The rest of the week was sort of normal. I went back to school, and I tried to fit back into this life that was so unfamiliar to me. I learned the hierarchy of my school pretty quickly and how it all worked. There were three groups, it seemed: those at the top, those who managed to become friends with the ones at the top, and then everyone who didn’t.
My friends were clearly part of the first group. Each of our families had strong roots in Gettysburg or in the surrounding towns. All the sprawling estates we passed from our home to school were owned by one of them or their extended family.
And our families ruled the county.
Lauren’s father was involved in investment, like mine. Candy’s father owned the largest realty company in the state. Veronica’s father was a state supreme court judge. Trey’s father worked in New York City at the British Embassy. And we were just like our parents—we ruled the school.
I quickly realized that our actions were rarely questioned, mainly because of who our parents were. Old blood. Old money. I had a feeling it wasn’t like this in other places. Sure, there was always one group that ran the school, but everything was so stratified here. I thought maybe it had to do with how tight-knit the community was. Well, the rich portion of it. They—er, we—were tight-knit. Everyone else was an interloper or whatever.

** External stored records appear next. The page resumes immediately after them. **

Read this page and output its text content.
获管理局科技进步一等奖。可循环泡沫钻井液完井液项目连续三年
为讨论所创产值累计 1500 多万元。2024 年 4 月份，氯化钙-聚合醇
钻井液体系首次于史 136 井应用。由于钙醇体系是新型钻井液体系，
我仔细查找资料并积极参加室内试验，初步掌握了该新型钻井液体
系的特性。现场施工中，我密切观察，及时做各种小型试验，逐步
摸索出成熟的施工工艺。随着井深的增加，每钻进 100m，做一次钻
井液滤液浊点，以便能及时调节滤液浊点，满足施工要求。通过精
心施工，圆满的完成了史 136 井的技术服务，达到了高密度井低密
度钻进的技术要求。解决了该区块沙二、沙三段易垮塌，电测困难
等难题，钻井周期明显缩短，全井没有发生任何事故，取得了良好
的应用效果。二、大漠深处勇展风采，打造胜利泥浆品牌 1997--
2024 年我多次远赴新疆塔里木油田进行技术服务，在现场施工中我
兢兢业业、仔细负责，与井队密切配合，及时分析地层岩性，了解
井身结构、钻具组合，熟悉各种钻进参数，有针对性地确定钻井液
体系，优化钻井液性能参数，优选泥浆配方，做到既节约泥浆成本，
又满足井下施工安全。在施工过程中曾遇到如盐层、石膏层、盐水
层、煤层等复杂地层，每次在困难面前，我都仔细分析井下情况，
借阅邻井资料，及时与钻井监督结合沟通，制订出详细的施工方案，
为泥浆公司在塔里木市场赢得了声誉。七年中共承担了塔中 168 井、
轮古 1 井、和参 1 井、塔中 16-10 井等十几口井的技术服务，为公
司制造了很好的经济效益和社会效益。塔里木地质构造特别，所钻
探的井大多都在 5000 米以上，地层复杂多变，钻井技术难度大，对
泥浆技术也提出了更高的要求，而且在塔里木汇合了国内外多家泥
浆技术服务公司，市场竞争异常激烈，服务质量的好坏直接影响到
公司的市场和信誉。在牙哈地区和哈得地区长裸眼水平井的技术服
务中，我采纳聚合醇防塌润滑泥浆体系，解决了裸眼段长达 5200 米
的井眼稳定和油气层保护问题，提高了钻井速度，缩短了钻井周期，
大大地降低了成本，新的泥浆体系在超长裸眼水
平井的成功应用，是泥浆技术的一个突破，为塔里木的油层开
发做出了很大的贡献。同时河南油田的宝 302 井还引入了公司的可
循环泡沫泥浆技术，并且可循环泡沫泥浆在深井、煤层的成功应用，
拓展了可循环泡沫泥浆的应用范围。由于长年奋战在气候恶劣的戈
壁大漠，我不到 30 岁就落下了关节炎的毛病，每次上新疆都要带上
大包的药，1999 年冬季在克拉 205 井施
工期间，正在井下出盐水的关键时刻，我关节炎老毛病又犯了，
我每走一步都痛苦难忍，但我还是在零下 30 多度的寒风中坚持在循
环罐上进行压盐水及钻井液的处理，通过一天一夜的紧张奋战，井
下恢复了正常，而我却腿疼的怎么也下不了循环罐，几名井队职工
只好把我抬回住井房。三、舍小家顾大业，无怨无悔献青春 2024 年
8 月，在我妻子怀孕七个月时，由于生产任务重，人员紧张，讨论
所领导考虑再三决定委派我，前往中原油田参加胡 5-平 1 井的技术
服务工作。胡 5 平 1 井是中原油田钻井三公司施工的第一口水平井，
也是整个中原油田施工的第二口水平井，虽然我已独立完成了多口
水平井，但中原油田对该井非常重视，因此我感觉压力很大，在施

Something didn’t fit in the equation, though, and that was Cassie. I don’t know how I knew that or if it was one of the weird feelings I got that I knew was linked to my life before, but I had this distinct impression that Cassie had been an interloper and I had been fiercely protective of that.
None of that made sense. Hell, my life didn’t make much sense.
At lunch, I ate with the girls. Twice they invited me to go dress shopping with them, but I refused. Planning for prom just seemed inappropriate given everything. And as much as I tried to make things normal, there was this huge gulf between my friends and me. I didn’t join in when they made fun of other people or laugh at their jokes. With each day, their looks became longer and darker, their comments more snide. I couldn’t help but feel as if I’d ended up on the wrong side of special with them.
I hung out with Del after baseball practice. Once I went to his home, which made my house look like one of the seedy motels alongside highways. Money was clearly one of the most important factors in his family’s life, much like in mine. He was patient with me and the whole getting-to-know-you-again thing, but I could tell he was waiting for me to snap out of it, to become this girl he’d fallen in love with, and so was I. Their expectations—my parents’, friends’, and Del’s—all weighed on me, and at the end of the day I always resurfaced feeling as if I was lacking…something. The only part of the day I really, truly enjoyed was the ride to school in the morning and bio.